If you want to try to predict the score in a football match, then there are a couple of things you will need; statistical information and a ‘model’. Information such as shots to goal ratios and average goals per match, as well as historical data and how to apply it, is the type of information you will need to become more successful in your betting.
Goals are quite a rare occurrence in football when compared to other sports. If you take the last five seasons of matches played in the Premiership, the average goals per match has been 2.72. but be aware that around 50% of the match result can be due to dumb luck! This could be because of unlikely deflections or officials’ decisions such as offside and penalties given / not given incorrectly.
It makes sense, therefore, to use a larger data sample. so you could use shots on goal or total shots but the problem with this data is that although we know that all goals are worth the same, the chances of a shot resulting in a goal can vary greatly. This is where expected goals ( ‘xG’ ) can be invaluable.
The number of goals a team (or teams) are expected to score in a match. This is calculated by assigning a value to shots on goal, total number of shots, location of shots, the in-game position and the proximity of opposition defenders.
Over the last five seasons in Premier League matches, shots have been converted around 9.6% of the time but if you place those shots into categories, then you can see just how much the conversion rate can vary.
By checking historical data, we can calculate the average likelihood of each shot being scored by using as many factors as we like. Some models include whether a is goal scored with a player’s feet or if it’s a headed goal, the build up to the shot or situation that led to the shot. Naturally the latter uses advanced data and analysis skills but simpler systems exist. Here is an example:
Penalties. In the five years between the 2011/12 and 2015/16 Premier League season, there were a total of 443 penalties awarded and of those 347 were scored. This means that 78.3% of penalties were converted. We can now give an expected goal value of 0.783 to penalties.
Big Chances. 2,579 of a total of 6,213 ‘big chances’ were converted (including penalties) but non-penalty big chances were converted 38.7%, which gives these types of shots an xG value of 0.387.

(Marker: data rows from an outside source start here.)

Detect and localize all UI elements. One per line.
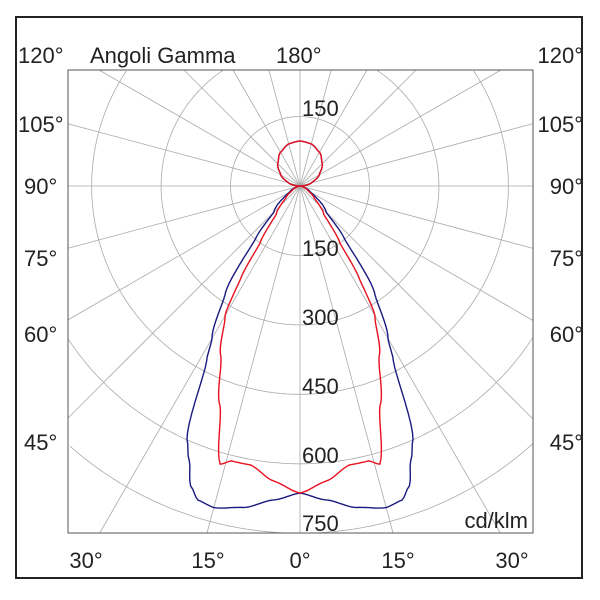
angle-label-right: 75° (550, 246, 583, 271)
series-curve-1 (217, 140, 383, 494)
radial-tick-label: 150 (302, 236, 339, 261)
top-angle-label: 180° (276, 43, 322, 68)
grid-spoke (232, 69, 501, 534)
angle-label-bottom: 30° (69, 548, 102, 573)
angle-label-right: 105° (537, 112, 583, 137)
angle-label-right: 90° (550, 174, 583, 199)
angle-label-left: 45° (24, 430, 57, 455)
grid-spoke (67, 69, 417, 419)
angle-label-left: 120° (18, 43, 64, 68)
angle-label-bottom: 15° (381, 548, 414, 573)
radial-tick-label: 600 (302, 443, 339, 468)
plot-frame (67, 69, 534, 534)
grid-circle (160, 69, 440, 326)
angle-label-left: 75° (24, 246, 57, 271)
curves (186, 140, 414, 509)
angle-label-bottom: 30° (495, 548, 528, 573)
grid-spoke (98, 69, 534, 321)
chart-frame (15, 16, 583, 579)
radial-tick-label: 450 (302, 374, 339, 399)
grid-spoke (206, 69, 332, 534)
angle-label-right: 45° (550, 430, 583, 455)
radial-tick-label: 750 (302, 511, 339, 536)
angle-label-left: 60° (24, 322, 57, 347)
grid-circle (91, 70, 509, 395)
angle-label-left: 90° (24, 174, 57, 199)
radial-tick-label: 150 (302, 96, 339, 121)
grid-circle (67, 337, 534, 465)
angle-label-right: 120° (537, 43, 583, 68)
grid-circle (69, 443, 533, 534)
angle-label-bottom: 0° (289, 548, 310, 573)
grid-spoke (67, 69, 502, 321)
chart-title: Angoli Gamma (90, 43, 236, 68)
grid-spoke (183, 69, 534, 420)
angle-label-left: 105° (18, 112, 64, 137)
angle-label-bottom: 15° (191, 548, 224, 573)
grid-spoke (99, 69, 368, 534)
unit-label: cd/klm (464, 508, 528, 533)
grid (67, 69, 534, 534)
angle-label-right: 60° (550, 322, 583, 347)
grid-spoke (268, 69, 394, 534)
radial-tick-label: 300 (302, 305, 339, 330)
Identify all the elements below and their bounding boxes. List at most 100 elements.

(Opta defines ‘big chances’ as “a situation where a player should reasonably be expected to score (usually in a one-on-one scenario or from very close range).
Shots in Area. Leaving aside penalties and big chances, there were 22,822 ‘non-big chances’ within in the box, with 1,587 scored / converted, (7%) giving an average expected goal value of 0.070.
Shots Outside Area. Lastly there are long range shots outside the box. There were 22,318 of these during the five year period, with 809 of them being converted (3.6%) . These types of shots. therefore, have an expected goal value of 0.036.
Expected goals per team
Shot data is widely available online and with this information you can quickly find the xG for each team in a game. Taking a recent sample of over 200 Premiership games, which took in most of the 2017 season, of the matches that were ‘won’ (own goals excluded) the team that had the most shots prevailed in 151 (72%) of games, whilst the team that had a higher xG score won in 170 games (81% of the time). So the advantages of xG are clear.
Using xG data and Poisson Distribution, you can calculate your own odds for football matches, that you can then compare for value with the wider market. You can also predict the likely score and the home win, draw, or away win.
The limitations of the xG / model
There are of course limitation to any model / system. xG for instance, cannot know about ‘subjective factors’ such as unrest in the squad, if a new manager has just taken over, if a top player is out injured, or if a team has had a demanding recent schedule but such information is easily available across the web or comes out in news reports.
Also, xG system like the one detailed above will not predict a ‘spike’ or high scoring game.
So in conclusion, by making use of stats / xG and Poisson Distribution, you can assess the quality of a team’s attack and defence much more accurately, as well as score predictions for soccer matches.